The latest production to grace screens all around the world (the only positive side of online performances) in Emma Rice’s staging of Daniel Jamieson’s The Flying Lovers of Vitebsk. Rice’s love story with the material starts in the early 90s when she took on the role of Bella opposite the playwright for Theatre Alibi.
The play follows painter Marc Chagall and his wife on their journey across passion, art, and the devastation of war. Marc Antolin and Audrey Brisson take on the narration in turns to guide the phantom crowd through a magical piece of theatre that plays with the dissonance between vibrant stagecraft and the horrifying historical background.
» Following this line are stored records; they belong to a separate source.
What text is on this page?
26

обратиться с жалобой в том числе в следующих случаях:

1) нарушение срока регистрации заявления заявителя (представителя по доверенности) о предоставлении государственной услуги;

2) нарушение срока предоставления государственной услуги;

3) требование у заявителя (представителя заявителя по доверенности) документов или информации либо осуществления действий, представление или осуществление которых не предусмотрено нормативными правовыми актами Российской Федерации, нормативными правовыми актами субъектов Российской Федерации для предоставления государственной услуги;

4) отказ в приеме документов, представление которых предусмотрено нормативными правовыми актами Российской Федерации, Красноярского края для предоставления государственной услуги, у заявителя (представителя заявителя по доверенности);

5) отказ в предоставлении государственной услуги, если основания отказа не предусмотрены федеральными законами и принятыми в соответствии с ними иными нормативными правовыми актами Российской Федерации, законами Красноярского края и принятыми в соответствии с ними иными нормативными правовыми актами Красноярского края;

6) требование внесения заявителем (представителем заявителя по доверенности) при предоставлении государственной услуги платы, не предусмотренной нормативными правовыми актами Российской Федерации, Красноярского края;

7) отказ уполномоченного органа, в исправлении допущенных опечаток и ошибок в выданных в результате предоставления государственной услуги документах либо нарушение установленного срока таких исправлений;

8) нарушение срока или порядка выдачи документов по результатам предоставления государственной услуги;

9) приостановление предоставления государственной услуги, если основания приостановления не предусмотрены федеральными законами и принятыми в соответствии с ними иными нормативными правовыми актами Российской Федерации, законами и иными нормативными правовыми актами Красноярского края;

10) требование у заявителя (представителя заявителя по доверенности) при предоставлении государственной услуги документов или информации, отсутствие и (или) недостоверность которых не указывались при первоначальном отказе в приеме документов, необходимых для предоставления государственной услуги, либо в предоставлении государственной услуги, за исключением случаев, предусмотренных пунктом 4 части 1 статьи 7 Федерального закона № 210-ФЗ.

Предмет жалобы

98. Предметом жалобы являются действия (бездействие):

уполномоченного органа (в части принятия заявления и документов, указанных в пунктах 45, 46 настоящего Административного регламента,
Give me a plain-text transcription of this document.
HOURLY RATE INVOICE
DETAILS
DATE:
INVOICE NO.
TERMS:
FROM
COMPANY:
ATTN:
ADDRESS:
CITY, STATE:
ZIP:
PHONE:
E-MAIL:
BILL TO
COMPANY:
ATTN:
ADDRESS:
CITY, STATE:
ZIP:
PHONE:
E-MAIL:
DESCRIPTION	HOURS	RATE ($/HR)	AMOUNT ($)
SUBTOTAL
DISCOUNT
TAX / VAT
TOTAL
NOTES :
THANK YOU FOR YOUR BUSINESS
Sophia Clist’s stage frames the lovers in a jagged pattern that resembles the universe they inhabit in an imaginative and immediate design. Rice’s visuals carry every aspect of Chagall’s artistic inclination, with the politics of the time barging in through cold tones against their previous exuberance.
The political angle, although present in their accounts, becomes a lazy ghost who’s lost interest in its haunting. The danger and anxiety are somehow smothered by Chagall’s colours and the striking cohesiveness of the direction, so at times they turn into the afterthought of the couple’s relationship.
Nonetheless, the end result is visually beautiful and perfectly encapsulates the artist’s vision and translates it to the stage. Ultimately, The Flying Lovers of Vitebsk is a multi-disciplinary piece. Rice moves from straight drama to musical numbers (with Ian Ross curating the composition and musical direction), miming, shadow play, and delicate slapstick, while physical storytelling ties everything together and creates a detailed intimacy through movement.
“Everything I have ever made is for her” he says, and while we can only imagine what the show feels like in person, this feeling flourishes from the screen. The live editing and camera angles are – as predicted – slightly restrictive in their delivery, failing to convey the full picture on multiple occasions by focusing on only one of the actors omitting the other and the two extraordinarily talented musicians that accompany them, James Gow and Ross himself.
This obviously belongs to the limitations of filmed theatre and isn’t a flaw of this specific production, but the sad, fake applause that pops up during the performance is frankly inexcusable especially after we’ve seen that the only people in the auditorium are the creative team and the crew – who only at the very end explode and clap, finally giving us a genuine ovation. Even so, The Flying Lovers of Vitebsk is hypnotising, but we can all agree that it’s time for online shows to retire for good.
The Flying Lovers of Vitebsk is now available on demand until 18 December, with tickets starting at £17.